As Davis considered the matter, Bragg requested permission to remove D.H. Hill from command. Bragg wrote of Hill: “Possessing some high qualifications as a commander, he still fails to such an extent in others more essential that he weakens the morale and military tone of his command. A want of prompt conformity to orders of great importance is the immediate cause of this application.”

Confederate President Jefferson Davis | Image Credit:

Davis approved: “Regretting that the expectations which induced the assignment of that gallant officer to this army have not been realized, you are authorized to relieve Lieutenant General D.H. Hill from further duty with your command.” Hill angrily demanded a written explanation why he was being removed, but Bragg simply told him that Davis made the decision, not him. Hill later demanded a court of inquiry to investigate his conduct, but Davis refused. Bragg and Hill had once been good friends, and it was most likely that since Hill had been the loudest in demanding Bragg’s removal, Bragg took it personally.

Major-General John C. Breckinridge, who despised Bragg so much that he had considered challenging him to a duel, replaced Hill. Davis later authorized Bragg and Johnston to trade the commands of Hardee and Polk. Polk would assume Hardee’s mostly administrative role as camp recruiter and instructor at Demopolis, Alabama; Hardee would supersede Cheatham as commander of Polk’s corps in Bragg’s army. The War Department later dropped Bragg’s charges of disobedience and dereliction of duty against Polk.

Next, Davis met with Brigadier-General Nathan Bedford Forrest, who had threatened to kill Bragg and asked Davis to give him an independent command. Davis granted Forrest’s request, giving him a cavalry force in northern Mississippi, where he would have authority “to raise and organize as many troops for the Confederate service as he finds practicable.” Davis recommended that Congress promote Forrest to major-general and instructed Bragg to send him two cavalry battalions and a battery.
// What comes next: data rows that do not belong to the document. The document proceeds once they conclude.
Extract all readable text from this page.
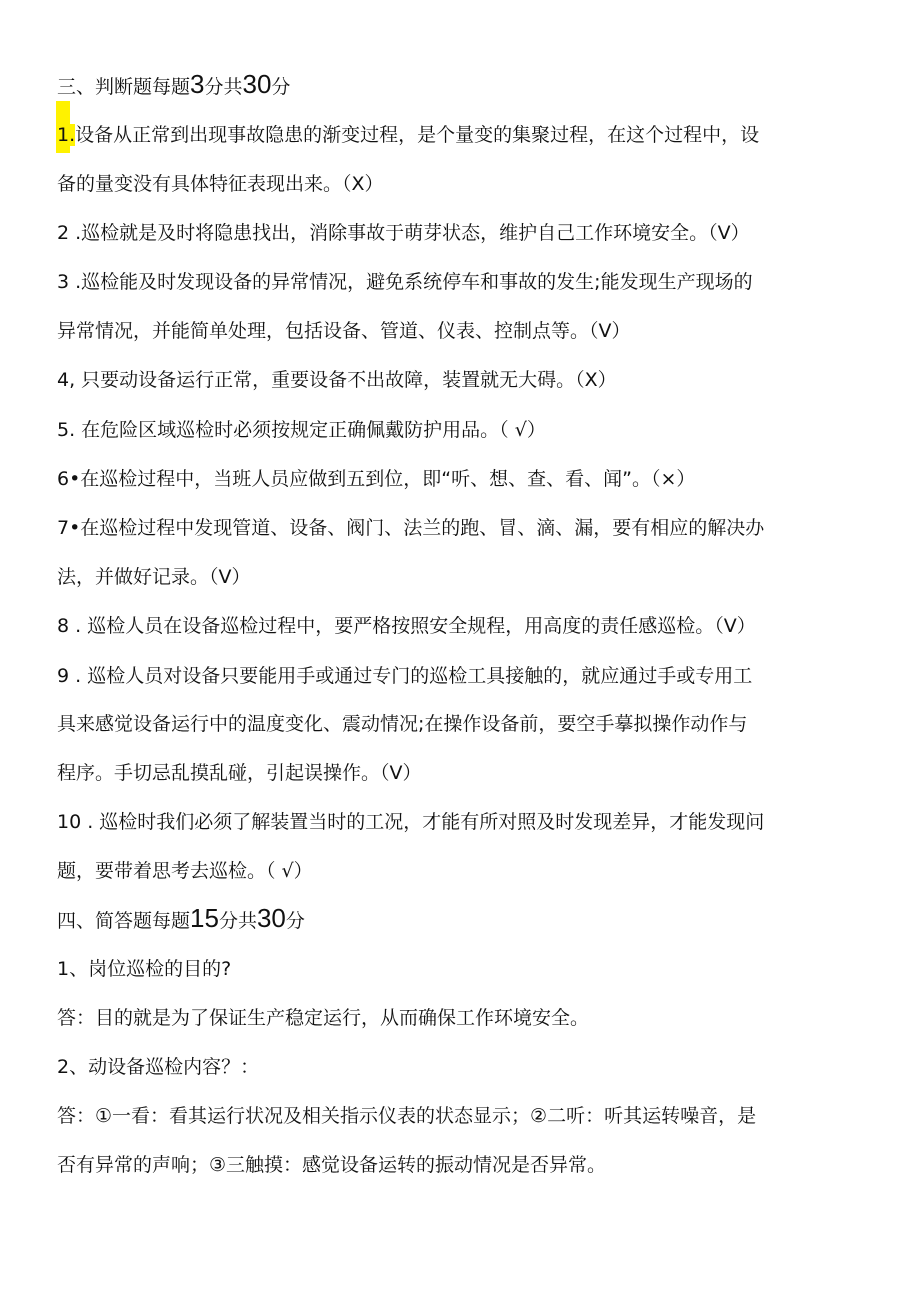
三、判断题每题3分共30分
1.设备从正常到出现事故隐患的渐变过程，是个量变的集聚过程，在这个过程中，设
备的量变没有具体特征表现出来。（X）
2 .巡检就是及时将隐患找出，消除事故于萌芽状态，维护自己工作环境安全。（V）
3 .巡检能及时发现设备的异常情况，避免系统停车和事故的发生;能发现生产现场的
异常情况，并能简单处理，包括设备、管道、仪表、控制点等。（V）
4, 只要动设备运行正常，重要设备不出故障，装置就无大碍。（X）
5. 在危险区域巡检时必须按规定正确佩戴防护用品。（ √）
6•在巡检过程中，当班人员应做到五到位，即“听、想、查、看、闻”。（×）
7•在巡检过程中发现管道、设备、阀门、法兰的跑、冒、滴、漏，要有相应的解决办
法，并做好记录。（V）
8 . 巡检人员在设备巡检过程中，要严格按照安全规程，用高度的责任感巡检。（V）
9 . 巡检人员对设备只要能用手或通过专门的巡检工具接触的，就应通过手或专用工
具来感觉设备运行中的温度变化、震动情况;在操作设备前，要空手摹拟操作动作与
程序。手切忌乱摸乱碰，引起误操作。（V）
10 . 巡检时我们必须了解装置当时的工况，才能有所对照及时发现差异，才能发现问
题，要带着思考去巡检。（ √）
四、简答题每题15分共30分
1、岗位巡检的目的?
答：目的就是为了保证生产稳定运行，从而确保工作环境安全。
2、动设备巡检内容？：
答：①一看：看其运行状况及相关指示仪表的状态显示；②二听：听其运转噪音，是
否有异常的声响；③三触摸：感觉设备运转的振动情况是否异常。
Bragg dispatched another adversary by relieving Buckner of corps command. The men had exchanged hostile words before Bragg removed him. Although Buckner had commanded the separate Department of East Tennessee, Bragg argued that he had the authority to remove him because that department had been absorbed by the Army of Tennessee and converted into “Buckner’s Corps.” The corps was disbanded upon Buckner’s removal.

Davis addressed the Army of Tennessee as his inspection ended. He applauded the troops for “the glorious victory on the field of Chickamauga,” and noted the importance of “… devotion, sacrifice, and harmony… Though you have done much, very much yet remains to be done. Behind you is a people providing for your support and depending on you for protection. Before you is a country devastated by your ruthless invader…”

Davis admonished the troops for criticizing Bragg, warning, “He who sows the seeds of discontent and distrust prepares for a harvest of slaughter and defeat.” He declared, “To zeal you have added gallantry; to gallantry energy; to energy, fortitude. Crown these with harmony, due subordination, and cheerful support of lawful authority that the measure of your duty may be full.” He ended by praying “that our Heavenly Father may cover you with the shield of his protection in the hours of battle, and endow you with the virtues which will close your trials in victory complete.”